Rebecca machte große Augen. Das Foyer war einfach atemberaubend: die meterhohe Decke stuckverziert und von Rundbögen gehalten. Neben einigen pompösen Sitzgelegenheiten, bezogen mit cremefarbenem Samt, ein ausladend schönes Blumenarrangement in einem handgearbeiteten Terracottakübel. Eine langgeschwungene Freitreppe führte in die darüber gelegene Etage, genau wie in alten Hollywood Filmen. Rebecca wusste nicht, wohin sie zuerst blicken sollte. Als der Portier ihren Koffer an einen Pagen weiterreichte und sich verabschiedete, vergaß sie sogar, sich zu bedanken. Ein attraktiver Mann mit schwarzem Haar kreuzte ihren Weg. Beinahe wäre er mit Rebecca zusammengestoßen. Als er sie erblickte, pfiff er anerkennend durch die Zähne und zwinkerte ihr zu, wandte sich dann aber einer der Angestellten zu, bevor Rebecca reagieren konnte.
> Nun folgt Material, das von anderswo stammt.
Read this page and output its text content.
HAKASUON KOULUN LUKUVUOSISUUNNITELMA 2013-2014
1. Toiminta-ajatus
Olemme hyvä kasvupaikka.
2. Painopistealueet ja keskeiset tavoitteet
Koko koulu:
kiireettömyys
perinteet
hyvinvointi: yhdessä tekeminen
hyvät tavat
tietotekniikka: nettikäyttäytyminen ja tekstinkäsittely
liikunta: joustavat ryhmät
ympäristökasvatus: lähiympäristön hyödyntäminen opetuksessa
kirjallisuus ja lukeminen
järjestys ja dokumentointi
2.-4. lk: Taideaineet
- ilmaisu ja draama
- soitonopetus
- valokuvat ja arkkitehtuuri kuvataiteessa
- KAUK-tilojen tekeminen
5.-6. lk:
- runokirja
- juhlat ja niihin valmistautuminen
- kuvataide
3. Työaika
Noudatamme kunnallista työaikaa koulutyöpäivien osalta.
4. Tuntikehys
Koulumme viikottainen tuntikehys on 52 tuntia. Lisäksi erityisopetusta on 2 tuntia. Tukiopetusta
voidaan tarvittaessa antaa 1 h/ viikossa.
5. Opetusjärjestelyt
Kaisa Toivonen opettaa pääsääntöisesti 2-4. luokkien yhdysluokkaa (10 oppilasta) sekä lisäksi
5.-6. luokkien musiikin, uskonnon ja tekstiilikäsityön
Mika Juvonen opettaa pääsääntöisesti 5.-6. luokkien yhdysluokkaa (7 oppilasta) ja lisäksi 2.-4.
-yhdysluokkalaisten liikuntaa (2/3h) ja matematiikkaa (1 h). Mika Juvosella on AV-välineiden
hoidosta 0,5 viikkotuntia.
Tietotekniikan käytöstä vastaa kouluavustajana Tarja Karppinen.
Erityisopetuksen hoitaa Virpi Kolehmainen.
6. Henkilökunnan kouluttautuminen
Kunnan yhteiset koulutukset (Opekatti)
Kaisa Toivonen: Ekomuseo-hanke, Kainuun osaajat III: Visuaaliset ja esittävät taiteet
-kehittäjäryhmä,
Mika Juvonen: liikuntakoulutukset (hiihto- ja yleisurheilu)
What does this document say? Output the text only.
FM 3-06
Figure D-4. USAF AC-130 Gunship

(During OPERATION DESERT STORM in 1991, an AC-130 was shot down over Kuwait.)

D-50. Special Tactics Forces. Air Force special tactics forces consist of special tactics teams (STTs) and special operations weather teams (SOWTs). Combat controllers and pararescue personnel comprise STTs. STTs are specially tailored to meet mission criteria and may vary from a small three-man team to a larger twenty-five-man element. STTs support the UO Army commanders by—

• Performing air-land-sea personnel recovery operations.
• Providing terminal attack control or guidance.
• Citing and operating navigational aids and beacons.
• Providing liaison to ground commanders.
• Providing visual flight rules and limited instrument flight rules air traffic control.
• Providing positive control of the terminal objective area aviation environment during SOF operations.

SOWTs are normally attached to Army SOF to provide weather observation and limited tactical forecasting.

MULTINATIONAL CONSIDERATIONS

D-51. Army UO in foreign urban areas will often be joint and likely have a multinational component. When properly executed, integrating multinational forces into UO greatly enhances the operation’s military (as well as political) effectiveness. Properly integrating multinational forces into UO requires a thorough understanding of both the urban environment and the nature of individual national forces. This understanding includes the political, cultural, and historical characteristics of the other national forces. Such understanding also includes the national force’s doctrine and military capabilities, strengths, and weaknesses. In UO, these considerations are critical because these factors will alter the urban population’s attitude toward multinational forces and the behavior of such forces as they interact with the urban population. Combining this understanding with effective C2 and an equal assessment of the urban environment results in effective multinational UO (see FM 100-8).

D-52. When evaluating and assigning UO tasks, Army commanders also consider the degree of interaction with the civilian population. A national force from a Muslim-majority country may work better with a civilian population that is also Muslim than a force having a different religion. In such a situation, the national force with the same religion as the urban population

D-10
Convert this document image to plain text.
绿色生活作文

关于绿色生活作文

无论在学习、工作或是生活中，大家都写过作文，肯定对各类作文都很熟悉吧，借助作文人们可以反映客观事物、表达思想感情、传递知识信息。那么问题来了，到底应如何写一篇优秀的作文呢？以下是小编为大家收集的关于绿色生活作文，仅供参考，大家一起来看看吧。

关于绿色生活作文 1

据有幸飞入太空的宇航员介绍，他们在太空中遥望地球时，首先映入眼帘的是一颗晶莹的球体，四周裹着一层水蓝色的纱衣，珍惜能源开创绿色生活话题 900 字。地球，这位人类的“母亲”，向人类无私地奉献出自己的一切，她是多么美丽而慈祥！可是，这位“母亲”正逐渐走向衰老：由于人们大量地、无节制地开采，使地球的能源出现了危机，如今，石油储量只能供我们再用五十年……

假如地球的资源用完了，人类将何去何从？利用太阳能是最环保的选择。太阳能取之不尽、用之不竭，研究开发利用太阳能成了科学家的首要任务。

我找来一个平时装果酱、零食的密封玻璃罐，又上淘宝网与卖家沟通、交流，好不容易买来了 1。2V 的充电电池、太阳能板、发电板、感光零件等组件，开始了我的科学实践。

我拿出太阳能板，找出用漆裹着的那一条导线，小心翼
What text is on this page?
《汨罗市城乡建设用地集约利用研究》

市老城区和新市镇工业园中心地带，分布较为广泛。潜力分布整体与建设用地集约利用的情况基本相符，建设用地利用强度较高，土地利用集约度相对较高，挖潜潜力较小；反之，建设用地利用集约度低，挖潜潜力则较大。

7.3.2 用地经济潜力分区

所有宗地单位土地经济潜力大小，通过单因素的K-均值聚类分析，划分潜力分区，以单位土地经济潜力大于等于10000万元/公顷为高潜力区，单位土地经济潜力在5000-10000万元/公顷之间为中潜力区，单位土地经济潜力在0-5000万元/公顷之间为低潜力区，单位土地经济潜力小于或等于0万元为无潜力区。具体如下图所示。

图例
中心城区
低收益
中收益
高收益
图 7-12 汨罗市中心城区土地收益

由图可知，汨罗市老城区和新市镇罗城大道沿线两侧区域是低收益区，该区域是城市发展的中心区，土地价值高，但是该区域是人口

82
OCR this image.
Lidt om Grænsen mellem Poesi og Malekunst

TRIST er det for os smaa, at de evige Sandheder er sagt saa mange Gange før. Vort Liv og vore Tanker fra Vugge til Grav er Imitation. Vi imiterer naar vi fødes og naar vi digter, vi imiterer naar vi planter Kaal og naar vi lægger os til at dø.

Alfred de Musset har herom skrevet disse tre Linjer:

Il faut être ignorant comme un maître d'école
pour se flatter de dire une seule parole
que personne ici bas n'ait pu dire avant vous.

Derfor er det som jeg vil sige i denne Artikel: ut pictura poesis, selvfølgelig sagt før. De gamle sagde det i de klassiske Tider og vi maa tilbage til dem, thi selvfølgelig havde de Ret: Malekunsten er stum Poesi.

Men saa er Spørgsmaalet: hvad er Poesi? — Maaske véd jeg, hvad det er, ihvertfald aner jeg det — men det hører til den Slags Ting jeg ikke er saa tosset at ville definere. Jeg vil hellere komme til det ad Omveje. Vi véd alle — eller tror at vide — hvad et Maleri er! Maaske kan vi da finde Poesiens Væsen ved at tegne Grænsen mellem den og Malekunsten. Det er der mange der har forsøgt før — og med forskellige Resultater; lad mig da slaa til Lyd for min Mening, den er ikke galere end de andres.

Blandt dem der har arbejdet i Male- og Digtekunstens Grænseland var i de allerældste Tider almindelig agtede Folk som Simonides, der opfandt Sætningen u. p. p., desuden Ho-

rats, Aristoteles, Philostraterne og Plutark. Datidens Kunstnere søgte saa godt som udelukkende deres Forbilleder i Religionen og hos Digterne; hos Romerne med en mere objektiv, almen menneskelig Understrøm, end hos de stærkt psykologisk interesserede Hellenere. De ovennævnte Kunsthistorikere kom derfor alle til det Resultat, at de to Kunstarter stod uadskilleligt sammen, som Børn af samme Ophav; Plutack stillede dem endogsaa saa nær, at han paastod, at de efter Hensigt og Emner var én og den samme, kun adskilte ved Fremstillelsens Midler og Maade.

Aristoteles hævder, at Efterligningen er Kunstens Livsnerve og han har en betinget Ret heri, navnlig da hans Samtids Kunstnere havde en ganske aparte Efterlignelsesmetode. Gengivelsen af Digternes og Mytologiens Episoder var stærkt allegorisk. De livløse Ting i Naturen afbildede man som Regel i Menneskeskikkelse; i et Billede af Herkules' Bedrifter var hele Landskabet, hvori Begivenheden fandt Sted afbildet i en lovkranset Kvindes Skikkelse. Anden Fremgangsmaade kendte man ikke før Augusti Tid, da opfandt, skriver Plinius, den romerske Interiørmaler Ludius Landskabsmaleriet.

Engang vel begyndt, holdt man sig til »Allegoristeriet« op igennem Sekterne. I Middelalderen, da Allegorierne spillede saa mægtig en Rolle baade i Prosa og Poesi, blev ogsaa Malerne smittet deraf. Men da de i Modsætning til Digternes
»Signorina!«, riss der Page sie schließlich aus ihren Beobachtungen. »Ich soll Sie zu Ihrem Zimmer bringen. Es ist im Hinterhaus. Da, wo wir anderen auch untergebracht sind. Das hier ist leider nur den zahlenden Gästen vorbehalten.« Er lächelte sie entschuldigend an.
»Das ist gar kein Problem«, versicherte Rebecca ihm.
»Ich studiere Kunstgeschichte. Das ist meine Leidenschaft. Ich war nur etwas überwältigt. So großartig habe ich mir das Hotel in meinen kühnsten Träumen nicht vorgestellt.«
»Na dann hoffe ich, du wirst deine Meinung gleich nicht ändern. Ich darf doch Du sagen? Ich bin übrigens Matteo«, stellte er sich vor.
»Rebecca heiße ich.« Sie reichte ihm die Hand.
»Allora, vieni! Komm, ich zeige dir, wo du von nun an schlafen wirst.«
Damit griff er wieder nach ihrem Gepäck und marschierte los.
Unterwegs beobachtete sie den jungen Mann. Er war relativ groß für einen Italiener, aber noch sehr schlaksig. Trotzdem trug er den Trolley am Griff und ließ ihn nicht rollen. Er schien es gewohnt zu sein, schweres Gepäck zu tragen. Natürlich, es war ja sein Job. Sein Haar war rabenschwarz und glänzend glatt. Es reichte ihm bis zum Kinn. Eine Frisur, die nur den Männern dieses Landes stand. Warum, wusste Rebecca auch nicht. Jedenfalls war er nett und sie fühlte sich gleich nicht mehr so allein.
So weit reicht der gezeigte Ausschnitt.